---
title: Pricing
---

# Pricing

Fine-tuning job costs depend on the **GPU plan** you select and the **duration of training**. Pricing is based on compute usage — you are charged for the time your training job runs on the selected GPU.

---

## How billing works

| Factor | Description |
|--------|-------------|
| **GPU type** | The GPU selected (H100, A100, etc.) determines the per-hour rate |
| **Training duration** | You are charged for the actual time the job runs on that GPU |
| **Billing start** | Begins when the job starts executing on the GPU |
| **Billing stop** | Ends when the job completes, fails, or is terminated |

Fine-tuning jobs are billed **hourly** based on the GPU compute resources used. There are no charges while a job is queued or pending.

---

## What affects cost

- **GPU type** — H100 and A100 have different per-hour rates
- **Training duration** — More epochs and larger datasets increase training time
- **Quantization** — Enabling 4-bit quantization may reduce training time by lowering memory overhead, potentially allowing use of a smaller GPU

---

## Pricing examples

*Note: Values below are illustrative. Use the [E2E Calculator](https://calculator.e2enetworks.com/estimate-pricing) for current rates.*

### Example : Fine-tuning Llama 3 13B on H100

**Scenario:** Fine-tune Llama 3 13B for 2 epochs on a 50,000-row dataset. Estimated training time: ~8 hours.

| Factor | Value |
|--------|-------|
| GPU | H100 |
| Training duration | ~8 hours |

**Billing:** Cost = 8 hours × (price per H100 hour)

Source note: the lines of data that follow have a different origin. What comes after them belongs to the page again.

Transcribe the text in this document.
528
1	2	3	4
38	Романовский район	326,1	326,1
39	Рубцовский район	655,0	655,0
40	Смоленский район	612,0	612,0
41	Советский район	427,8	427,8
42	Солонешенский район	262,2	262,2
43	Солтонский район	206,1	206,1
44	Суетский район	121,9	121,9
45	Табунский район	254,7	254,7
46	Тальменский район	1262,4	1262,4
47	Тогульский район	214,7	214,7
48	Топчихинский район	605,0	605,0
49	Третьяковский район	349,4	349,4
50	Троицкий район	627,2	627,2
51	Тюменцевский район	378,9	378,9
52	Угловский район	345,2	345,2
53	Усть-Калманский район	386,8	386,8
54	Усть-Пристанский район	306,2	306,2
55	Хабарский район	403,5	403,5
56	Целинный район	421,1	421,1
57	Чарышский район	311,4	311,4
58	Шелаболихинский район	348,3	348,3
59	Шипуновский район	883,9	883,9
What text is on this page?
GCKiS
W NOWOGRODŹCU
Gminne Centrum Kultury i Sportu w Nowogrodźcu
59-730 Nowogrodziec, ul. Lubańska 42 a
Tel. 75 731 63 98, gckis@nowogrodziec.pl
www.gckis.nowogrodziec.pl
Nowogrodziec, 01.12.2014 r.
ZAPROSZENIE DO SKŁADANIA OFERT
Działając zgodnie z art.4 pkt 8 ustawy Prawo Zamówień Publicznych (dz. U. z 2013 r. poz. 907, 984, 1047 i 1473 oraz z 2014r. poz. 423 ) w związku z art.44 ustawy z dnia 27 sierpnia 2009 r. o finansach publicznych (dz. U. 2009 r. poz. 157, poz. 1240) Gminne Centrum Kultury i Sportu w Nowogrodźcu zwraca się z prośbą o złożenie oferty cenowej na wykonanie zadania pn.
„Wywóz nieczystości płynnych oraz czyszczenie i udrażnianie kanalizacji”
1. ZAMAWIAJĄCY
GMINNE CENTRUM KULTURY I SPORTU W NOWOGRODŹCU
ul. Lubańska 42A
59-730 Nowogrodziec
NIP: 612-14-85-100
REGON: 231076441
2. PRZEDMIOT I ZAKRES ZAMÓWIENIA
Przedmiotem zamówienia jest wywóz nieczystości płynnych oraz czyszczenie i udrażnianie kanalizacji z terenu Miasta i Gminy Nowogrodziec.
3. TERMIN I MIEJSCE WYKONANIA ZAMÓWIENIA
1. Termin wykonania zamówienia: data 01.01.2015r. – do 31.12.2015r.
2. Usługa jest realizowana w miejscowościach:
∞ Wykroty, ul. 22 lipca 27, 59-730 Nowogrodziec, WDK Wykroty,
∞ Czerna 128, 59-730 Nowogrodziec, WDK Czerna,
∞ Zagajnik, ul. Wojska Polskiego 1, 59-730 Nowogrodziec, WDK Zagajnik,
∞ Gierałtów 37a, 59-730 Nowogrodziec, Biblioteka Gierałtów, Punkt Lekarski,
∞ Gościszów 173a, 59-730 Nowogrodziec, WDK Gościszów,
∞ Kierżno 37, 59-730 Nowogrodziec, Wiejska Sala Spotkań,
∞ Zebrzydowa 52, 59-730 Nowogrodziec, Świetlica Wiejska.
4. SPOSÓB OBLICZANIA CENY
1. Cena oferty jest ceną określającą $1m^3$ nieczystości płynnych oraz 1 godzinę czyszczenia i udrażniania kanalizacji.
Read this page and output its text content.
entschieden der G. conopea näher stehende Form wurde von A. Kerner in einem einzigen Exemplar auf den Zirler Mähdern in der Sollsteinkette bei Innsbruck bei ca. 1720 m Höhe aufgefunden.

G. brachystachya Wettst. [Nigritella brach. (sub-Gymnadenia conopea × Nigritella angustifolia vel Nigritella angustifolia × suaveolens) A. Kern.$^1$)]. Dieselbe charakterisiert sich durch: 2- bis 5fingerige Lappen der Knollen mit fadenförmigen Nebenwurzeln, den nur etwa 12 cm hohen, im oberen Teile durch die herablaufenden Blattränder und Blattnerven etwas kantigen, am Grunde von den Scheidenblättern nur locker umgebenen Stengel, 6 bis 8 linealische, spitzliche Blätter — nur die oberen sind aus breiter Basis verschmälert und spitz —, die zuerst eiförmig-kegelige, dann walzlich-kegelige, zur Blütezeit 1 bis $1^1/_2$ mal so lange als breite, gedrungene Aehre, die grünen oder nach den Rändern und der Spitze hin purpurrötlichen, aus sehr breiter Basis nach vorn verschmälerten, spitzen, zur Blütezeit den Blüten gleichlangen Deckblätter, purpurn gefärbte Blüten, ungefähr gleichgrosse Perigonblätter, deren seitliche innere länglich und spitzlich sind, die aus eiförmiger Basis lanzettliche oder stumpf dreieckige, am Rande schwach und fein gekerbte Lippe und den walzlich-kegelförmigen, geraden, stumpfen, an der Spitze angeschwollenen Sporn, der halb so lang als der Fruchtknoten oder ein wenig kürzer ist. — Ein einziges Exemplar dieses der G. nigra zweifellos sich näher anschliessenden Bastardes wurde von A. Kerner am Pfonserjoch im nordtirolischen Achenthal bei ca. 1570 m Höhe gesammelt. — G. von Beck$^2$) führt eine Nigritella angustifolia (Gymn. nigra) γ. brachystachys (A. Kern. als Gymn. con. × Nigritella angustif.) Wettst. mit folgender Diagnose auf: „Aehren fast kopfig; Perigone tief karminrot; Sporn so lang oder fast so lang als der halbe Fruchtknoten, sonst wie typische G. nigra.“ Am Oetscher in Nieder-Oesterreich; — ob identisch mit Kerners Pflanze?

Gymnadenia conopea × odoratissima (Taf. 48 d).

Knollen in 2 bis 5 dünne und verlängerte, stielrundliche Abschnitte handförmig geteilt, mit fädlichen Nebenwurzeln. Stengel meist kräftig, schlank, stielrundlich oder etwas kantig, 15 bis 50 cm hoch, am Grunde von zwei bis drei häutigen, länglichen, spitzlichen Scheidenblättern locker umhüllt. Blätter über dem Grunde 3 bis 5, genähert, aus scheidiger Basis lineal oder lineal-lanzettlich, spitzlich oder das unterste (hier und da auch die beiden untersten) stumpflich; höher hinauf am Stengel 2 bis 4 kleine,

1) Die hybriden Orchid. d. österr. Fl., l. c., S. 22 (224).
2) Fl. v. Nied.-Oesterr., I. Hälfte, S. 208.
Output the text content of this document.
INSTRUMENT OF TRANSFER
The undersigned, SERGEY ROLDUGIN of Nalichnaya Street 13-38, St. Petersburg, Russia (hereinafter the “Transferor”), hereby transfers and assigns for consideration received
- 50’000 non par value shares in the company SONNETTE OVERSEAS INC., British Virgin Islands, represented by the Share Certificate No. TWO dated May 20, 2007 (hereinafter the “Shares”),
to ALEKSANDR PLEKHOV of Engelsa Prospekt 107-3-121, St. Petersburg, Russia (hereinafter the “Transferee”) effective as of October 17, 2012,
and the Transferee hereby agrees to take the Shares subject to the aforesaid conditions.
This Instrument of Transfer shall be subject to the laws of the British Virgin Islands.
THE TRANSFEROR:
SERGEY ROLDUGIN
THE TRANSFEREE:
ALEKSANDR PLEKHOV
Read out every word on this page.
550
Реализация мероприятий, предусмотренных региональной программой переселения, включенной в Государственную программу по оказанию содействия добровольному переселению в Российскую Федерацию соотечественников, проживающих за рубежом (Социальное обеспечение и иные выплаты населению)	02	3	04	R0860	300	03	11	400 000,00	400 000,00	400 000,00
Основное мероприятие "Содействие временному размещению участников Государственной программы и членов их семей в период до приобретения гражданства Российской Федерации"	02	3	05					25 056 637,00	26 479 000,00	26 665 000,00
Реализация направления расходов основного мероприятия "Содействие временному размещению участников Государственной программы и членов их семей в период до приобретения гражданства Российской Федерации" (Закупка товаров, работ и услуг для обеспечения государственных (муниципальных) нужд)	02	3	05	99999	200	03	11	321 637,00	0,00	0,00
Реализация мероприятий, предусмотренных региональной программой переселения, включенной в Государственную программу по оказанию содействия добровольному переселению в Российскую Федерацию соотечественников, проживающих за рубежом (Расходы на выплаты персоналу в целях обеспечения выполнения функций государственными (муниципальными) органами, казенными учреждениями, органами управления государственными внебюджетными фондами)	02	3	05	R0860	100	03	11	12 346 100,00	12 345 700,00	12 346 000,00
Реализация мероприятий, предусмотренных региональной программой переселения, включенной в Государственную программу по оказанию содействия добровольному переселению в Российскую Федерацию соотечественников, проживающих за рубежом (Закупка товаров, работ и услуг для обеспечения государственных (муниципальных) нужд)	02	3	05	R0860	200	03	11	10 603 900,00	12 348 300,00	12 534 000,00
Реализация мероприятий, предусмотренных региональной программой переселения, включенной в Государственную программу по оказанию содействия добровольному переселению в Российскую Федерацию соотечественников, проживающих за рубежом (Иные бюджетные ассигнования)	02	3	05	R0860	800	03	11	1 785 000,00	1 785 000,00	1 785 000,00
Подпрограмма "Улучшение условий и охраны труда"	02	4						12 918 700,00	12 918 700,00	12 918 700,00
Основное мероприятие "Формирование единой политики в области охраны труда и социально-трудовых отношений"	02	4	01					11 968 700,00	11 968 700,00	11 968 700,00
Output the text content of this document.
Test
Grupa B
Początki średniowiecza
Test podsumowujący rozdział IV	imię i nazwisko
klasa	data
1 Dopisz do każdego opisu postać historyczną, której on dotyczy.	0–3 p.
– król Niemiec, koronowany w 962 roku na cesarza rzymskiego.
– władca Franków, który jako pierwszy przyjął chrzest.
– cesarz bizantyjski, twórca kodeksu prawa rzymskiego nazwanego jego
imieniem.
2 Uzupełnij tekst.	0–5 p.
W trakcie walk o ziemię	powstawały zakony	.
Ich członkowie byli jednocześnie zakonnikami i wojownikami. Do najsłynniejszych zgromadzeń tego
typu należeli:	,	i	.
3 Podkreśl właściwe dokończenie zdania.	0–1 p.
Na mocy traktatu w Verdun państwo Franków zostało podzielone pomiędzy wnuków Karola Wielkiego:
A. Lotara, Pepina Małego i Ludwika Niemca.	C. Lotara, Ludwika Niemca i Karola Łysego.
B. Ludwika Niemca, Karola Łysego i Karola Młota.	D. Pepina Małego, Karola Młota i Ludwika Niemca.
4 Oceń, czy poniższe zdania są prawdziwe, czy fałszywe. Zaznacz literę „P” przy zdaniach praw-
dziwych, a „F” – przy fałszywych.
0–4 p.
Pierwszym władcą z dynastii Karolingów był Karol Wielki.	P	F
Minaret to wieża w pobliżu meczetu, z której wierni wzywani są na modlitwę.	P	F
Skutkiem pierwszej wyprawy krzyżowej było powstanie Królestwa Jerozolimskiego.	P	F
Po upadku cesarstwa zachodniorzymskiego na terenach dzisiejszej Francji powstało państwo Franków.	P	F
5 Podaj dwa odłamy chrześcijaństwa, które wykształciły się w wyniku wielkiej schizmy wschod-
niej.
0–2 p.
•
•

**Recommendation:** Use H100 for larger models where training speed matters; the higher per-hour rate is often offset by shorter job duration.

---

For detailed pricing, visit the [E2E Calculator](https://calculator.e2enetworks.com/estimate-pricing).

---

## Frequently Asked Questions

#### Am I charged if my job fails?

Yes. You are charged for the compute time used up to the point of failure. Use **Retry** to restart a failed job without losing configuration.

---

#### When does billing start?

Billing starts when the training job begins executing on the GPU — not when it enters the queue. There is no charge while the job is in a pending or queued state.

---

#### How can I reduce training costs?

- Enable **4-bit quantization** to reduce memory usage and potentially run on a smaller, lower-cost GPU.
- Start with **fewer epochs** to validate your dataset and configuration before running the full job.
- Use the **Clone** feature to reuse configurations and iterate without re-entering settings.
- **Terminate** a job early if training metrics indicate overfitting or an incorrect configuration.

---

#### Is there a minimum charge per job?

Billing is prorated to the billing period. You are charged only for actual GPU compute time used, with no minimum duration.

---


---